In Madrid, Spain questions are being raised about safety measures where a nurse with Ebola is in a serious but stable condition. People are panicking and refusing to do their jobs at the hospital where the same nurse is being held.
In America, cleaners at airports are requesting better equipment to deal with rubbish left behind by passengers arriving from countries where one could catch Ebola (but the virus is travelling fast and soon we could catch it anywhere).
In the UK the Department of Health has said it will provide further details about Ebola screenings at Heathrow and Gatwick airports and Eurostar terminals next week. This announcement has come ahead of a national exercise which will take place today to test Britain’s readiness for an Ebola outbreak. Soon, every country around the world may follow forth.
Of course there’s a chance that this Ebola virus might come to an end soon but why take risks?
In Madrid, at Carlos III hospital where Teresa Romero caught the deadly disease while treating a missionary there, staff have thrown medical gloves at the Spanish prime minister and told him to go away after he went there to visit the nurse infected with Ebola. Hospital staff has rightly so complained that they did not receive the appropriate training to deal with the disease. What chance do we have?
In case of an outbreak it is the “little people” that always suffer so one of the best things to do is to familiarise yourself with the disease, how to avoid it, and to store food in your house.
In case of an outbreak and martial law and who knows what else, it is always good to have food and clean water stored at home in case you can’t leave your place for a few days or even a few weeks.
Think of how much money you spend on cosmetics and technology and other crap that you don’t need.
Why not spend that money instead on food?
Canned food, dried fruit, bottled water, medicine; get it all and be ready for the worst. If nothing happens, even better. You can always eat the food later on. But if something happens and you’re not ready for it, then what? What will you eat? Your iPad? Your iPhone? You better have some ketchup to go with it.

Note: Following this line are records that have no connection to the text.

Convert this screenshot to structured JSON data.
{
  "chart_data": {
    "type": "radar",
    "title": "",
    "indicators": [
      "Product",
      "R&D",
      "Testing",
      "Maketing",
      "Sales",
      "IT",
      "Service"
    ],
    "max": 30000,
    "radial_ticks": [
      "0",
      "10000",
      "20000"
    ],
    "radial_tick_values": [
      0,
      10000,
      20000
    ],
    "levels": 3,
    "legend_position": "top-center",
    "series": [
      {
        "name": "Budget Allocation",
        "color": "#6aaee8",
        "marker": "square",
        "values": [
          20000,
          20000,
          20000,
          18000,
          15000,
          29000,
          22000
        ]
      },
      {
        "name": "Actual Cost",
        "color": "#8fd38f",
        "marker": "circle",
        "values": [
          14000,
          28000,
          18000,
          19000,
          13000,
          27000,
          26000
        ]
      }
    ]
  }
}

On a more serious note, Ebola has already been labelled as the new AIDS, but it could turn out to be much worse. And so far we only know what we are being told, which is not a lot when you think about it.

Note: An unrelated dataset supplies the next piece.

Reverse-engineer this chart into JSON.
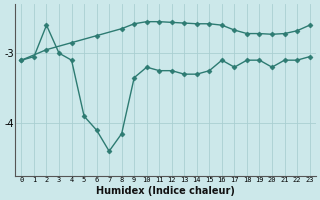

Like I said, get ready for the worst even if it doesn’t happens.
Better to be prepared than to be caught off guard.
As I said earlier, in Madrid some staff have refused to attend to possible Ebola cases due to lack of training and safety standards. Worst case scenario, victims of Ebola will just be left to die. Teresa Romero, the nurse who contracted the virus, is being treated with injections with antibodies extracted from the blood of Ebola survivors. Sounds like something out of that movie World War Z, doesn’t it? Let’s hope things don’t get as bad as it did in the movie.

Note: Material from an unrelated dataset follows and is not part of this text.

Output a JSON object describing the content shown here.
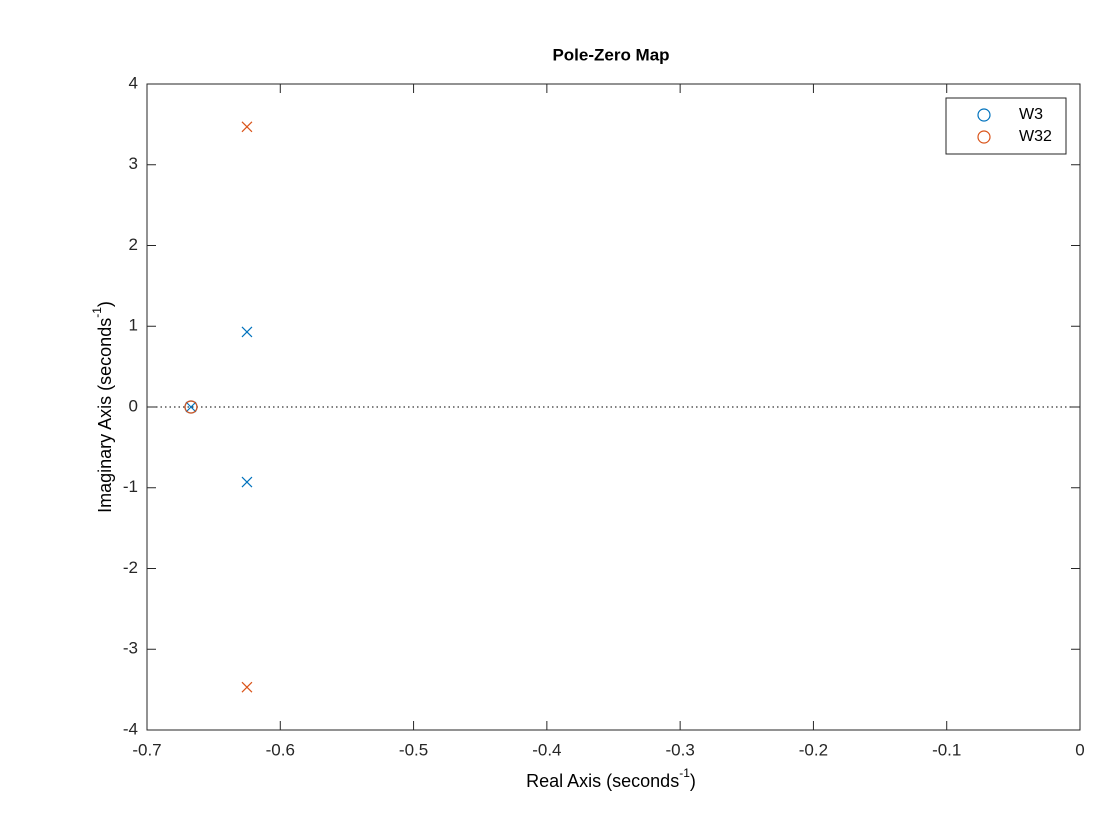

So far the Ebola outbreak has claimed close to 4,000 lives in West Africa since the first cases were recorded in Guinea last year, but the number could increase dramatically if nothing is done about it. The virus spreads through direct contact with body fluids and causes fever, diarrhoea, vomiting, and even internal bleeding.
Some conspiracy theorists have come forward to say that this is a way of controlling the population, diminishing it and put it to a lower number. Fingers are being pointed and rumours are being spread, but as of yet no one really knows what’s happening. Or maybe someone knows and they’re keeping us in the dark.
It wouldn’t be the first time, would it?
And even if a cure is found for this disease, at first it will be limited and who do you think will get it first?